Kurt Volker, the US’s top negotiator for Ukraine, has told DW why the conflict no longer makes headlines. In an exclusive interview, he said the war has to get “back to the front pages” for peace to have a chance.
The US’s top negotiator in Ukraine suggested Wednesday the four-year-old conflict in the country’s eastern regions no longer makes headlines because many European countries would like to improve their relationship with Russia.
“Honestly, I think a lot of European governments don’t want this to be a permanent obstacle to dealing with Russia,” Ambassador Kurt Volker told DW in response to a question about why the conflict had been “forgotten.”
“They’re unhappy with Russia’s actions, they’re not happy with the invasion, they put in place sanctions but they don’t want that to be permanent. And so they would like to see this to go away.”
The US Special Representative for Ukraine has been working with his European counterparts to resolve the struggle between Ukraine’s pro-European central government and Russian-backed separatist forces since his appointment in July.
Volker, a former US ambassador to NATO, said that European governments would ideally like to drop stringent economic sanctions against Moscow and senior Russian officials.
“The problem is that Russia is persisting and it’s not going away,” Volker said.
The EU and US have passed multiple sanctions in response to Moscow’s support for rebel forces in Ukraine’s Donetsk and Luhansk regions since 2014.
Russia’s intervention in those regions, which followed its annexation of Ukraine’s Crimea peninsula, erupted after pro-Kremlin Ukrainian President Viktor Viktor Yanukovych fled the country in late 2013in response to massive pro-European protests in the capital.
But some EU member states have come under pressure to soften sanctions against Moscow amid complaints from European businesses with strong ties to Russia.

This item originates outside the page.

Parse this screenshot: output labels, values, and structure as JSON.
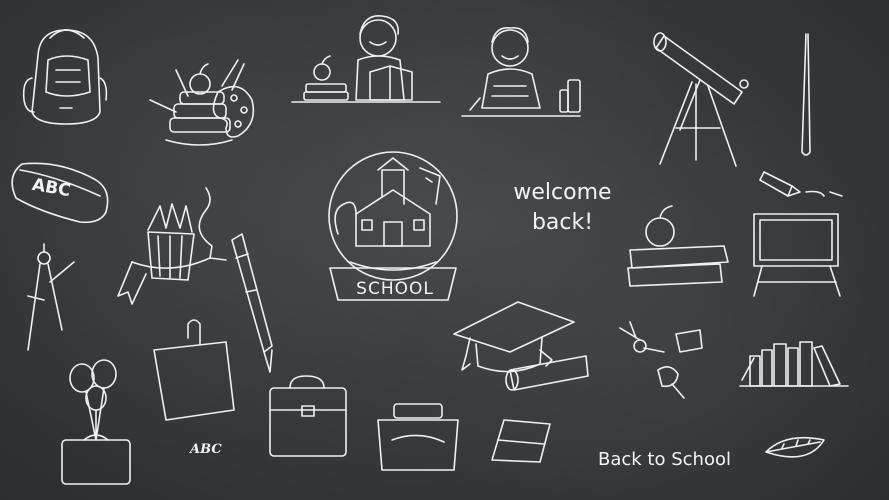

German Chancellor Angela Merkel and Foreign Minister Sigmar Gabriel sharply criticized US proposals to expand sanctions in 2017 that would have harmed multiple European energy firms.
To end a war
The US and the EU have also tried to diffuse the conflict in recent years through several ceasefire agreements.
But those efforts have failed amid both sides repeatedly accusing each other of breaking ceasefire terms. The most recent ceasefire agreed in August fell apart after Russia accused Ukraine of blocking access to its observers.
Despite the failures, Volker said only a renewed effort to resolve the conflict would help all sides regain normal diplomatic and economic relations.
“We actually need to get it [the conflict] out of the dustbin and back to the front pages to get it resolved because otherwise we’ll never get to that point that our European allies really want to get to,” Volker said. “We’ve got to tackle it head on and we’ve got to have Russia willing to do that.”